[Ceci n’est pas une Oraison funèbre]

[Ceci n’est pas une Oraison funèbre]
[Ceci n’est pas une Oraison funèbre]
 
Ceci n’est pas une Oraison funèbre. Ceci est une Oraison vivace. Une épopée exubérante de ta vie. Tu nous demandais régulièrement de célébrer la vie. Célébrer ta vie, c’est célébrer un homme qui a aimé la vie, qui l’a vécue pleinement, c’est célébrer un homme qui a bâti des citadelles d’amour, qui s’est donné à cent pour cent dans chaque bataille, qui a décroché les étoiles pour les siens, qui a été lui-même une étoile. Sur les stèles aujourd’hui et demain nous écrivons ton nom en lettres couleurs d’or. Couleur d’or de courage et d’abnégation. A l’image de ce que tu as été.
 
Gaston KABWA, Théthé pour tout le monde et Bwanga pour les très intimes, tu es parti, c’est irréversible.

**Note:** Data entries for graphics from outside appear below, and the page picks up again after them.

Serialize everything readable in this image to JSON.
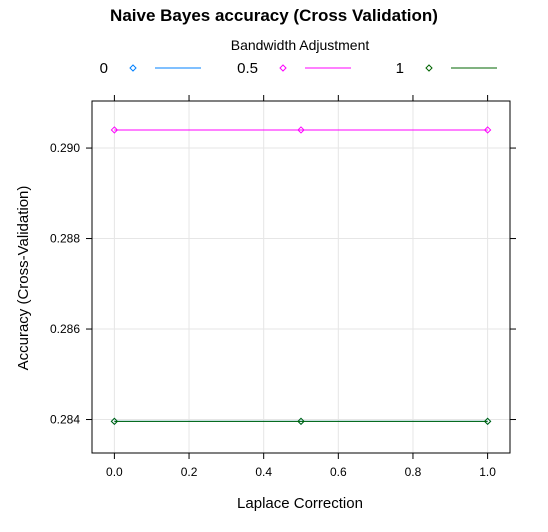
{
  "chart_data": {
    "type": "line",
    "title": "Naive Bayes accuracy (Cross Validation)",
    "legend_title": "Bandwidth Adjustment",
    "legend_placement": "top",
    "xlabel": "Laplace Correction",
    "ylabel": "Accuracy (Cross-Validation)",
    "x": [
      0.0,
      0.5,
      1.0
    ],
    "xlim": [
      -0.06,
      1.06
    ],
    "ylim": [
      0.28326,
      0.29104
    ],
    "xticks": [
      "0.0",
      "0.2",
      "0.4",
      "0.6",
      "0.8",
      "1.0"
    ],
    "yticks": [
      "0.284",
      "0.286",
      "0.288",
      "0.290"
    ],
    "grid": true,
    "series": [
      {
        "name": "0",
        "color": "#0080ff",
        "values": [
          0.28396,
          0.28396,
          0.28396
        ]
      },
      {
        "name": "0.5",
        "color": "#ff00ff",
        "values": [
          0.2904,
          0.2904,
          0.2904
        ]
      },
      {
        "name": "1",
        "color": "#006400",
        "values": [
          0.28396,
          0.28396,
          0.28396
        ]
      }
    ]
  }
}
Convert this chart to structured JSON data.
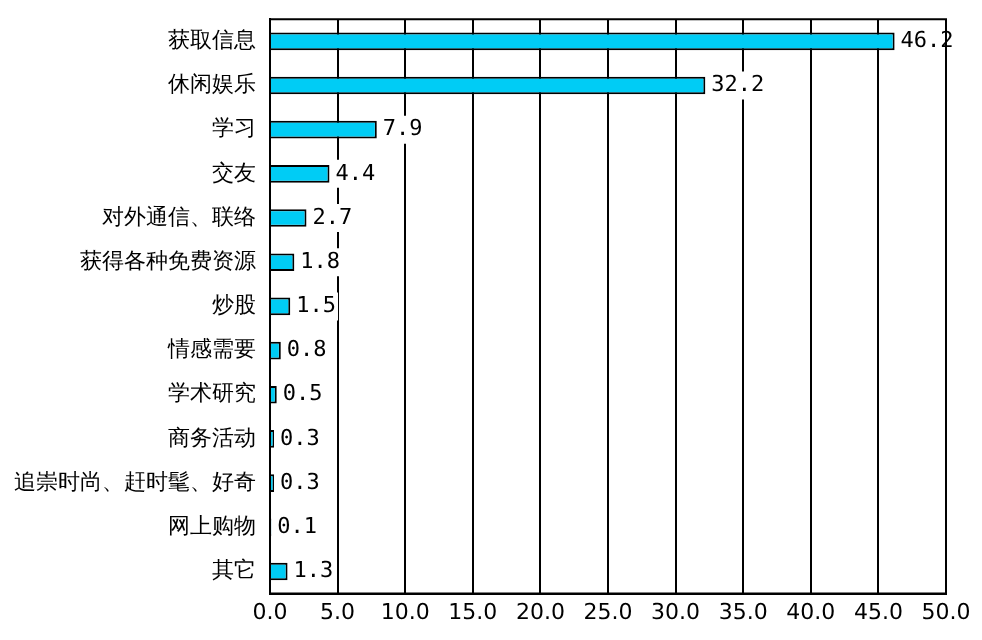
{
  "chart_data": {
    "type": "bar",
    "orientation": "horizontal",
    "categories": [
      "获取信息",
      "休闲娱乐",
      "学习",
      "交友",
      "对外通信、联络",
      "获得各种免费资源",
      "炒股",
      "情感需要",
      "学术研究",
      "商务活动",
      "追崇时尚、赶时髦、好奇",
      "网上购物",
      "其它"
    ],
    "values": [
      46.2,
      32.2,
      7.9,
      4.4,
      2.7,
      1.8,
      1.5,
      0.8,
      0.5,
      0.3,
      0.3,
      0.1,
      1.3
    ],
    "color": "#00ccf5",
    "xlim": [
      0,
      50
    ],
    "xticks": [
      {
        "value": 0,
        "label": "0.0"
      },
      {
        "value": 5,
        "label": "5.0"
      },
      {
        "value": 10,
        "label": "10.0"
      },
      {
        "value": 15,
        "label": "15.0"
      },
      {
        "value": 20,
        "label": "20.0"
      },
      {
        "value": 25,
        "label": "25.0"
      },
      {
        "value": 30,
        "label": "30.0"
      },
      {
        "value": 35,
        "label": "35.0"
      },
      {
        "value": 40,
        "label": "40.0"
      },
      {
        "value": 45,
        "label": "45.0"
      },
      {
        "value": 50,
        "label": "50.0"
      }
    ],
    "grid": "x",
    "data_labels": true
  }
}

Cher Théthé, tu vas nous manquer horriblement. C'est avec ces quelques mots que nous te disons au revoir, convaincu que l'histoire te rendra la reconnaissance que tu mérites. Tu étais conscient du temps qui file, du temps qui court et dévore les précieux jours de nos vies, alors fidèle à ton caractère impétueux, courageux et volontaire, tu t’es décidé à aller encore plus vite que lui, à briller dès ton jeune âge, à accomplir en une vie-éclair, les réalisations de plusieurs vies. Tu as gagné ton pari, tu as vaincu le temps et son allure de sprinter fou, tu as emprunté à la lumière sa course, et tu as étincelé avant qu’il ne te rattrape enfin, mais « mort, où est ta victoire ? ».
 
J’aimerai conclure mon propos en m’adressant à Olga, l’épouse de mon Yaya, à ses enfants, Dylan, Tracy et Yvan, à ses frères et sœurs, à sa grande famille, à ses amis, à ses collègues, à vous aussi respectueusement, Monsieur le Président de la république,
En ce moment, je vois Théthé, il nous regarde, malgré la trame de tristesse qui voile son regard, il est serein, il accepte la volonté de Dieu, et il nous dit, avec des yeux brillants, remplis de toutes les étoiles d’amour qu’il a semé durant sa vie, il nous dit :
 
« ne pleurez pas sur moi
ne pleurez pas sur une histoire qui ne vous appartient plus
chantez l’histoire qui vous appartient désormais
celle que nous avons écrite ensemble
chantez l’histoire qui vous appartient
parce que je vous l’ai donnée
et parce que je l’ai écrite avec vous
dans les lumières, dans les ombres
dans la furie à vivre des nuits d’ambiance interminables
dans la rage à gagner chaque bataille
dans les danses à dessiner
les arabesques singulières de nos trajectoires
dans les éclairs de génie qui me venaient en marchant
en dansant
en chantant
en professant
en plaidant
en m’échinant sur ma table de travail
en aimant
cette histoire vous appartient
et personne ne pourra vous la prendre »
il nous dit aussi :
« à Dieu
à demain
à ces jours de demain
qui ne m’appartiennent plus
je dis de prendre soin des miens
de prendre soin de vos cœurs meurtris »
 
Merci Théthé, merci pour tout.
 
Extrait de l’Oraison prononcée en l’honneur du Professeur Gaston Kabwa Kabwe alias Théthé, décédé le 23 juin 2021.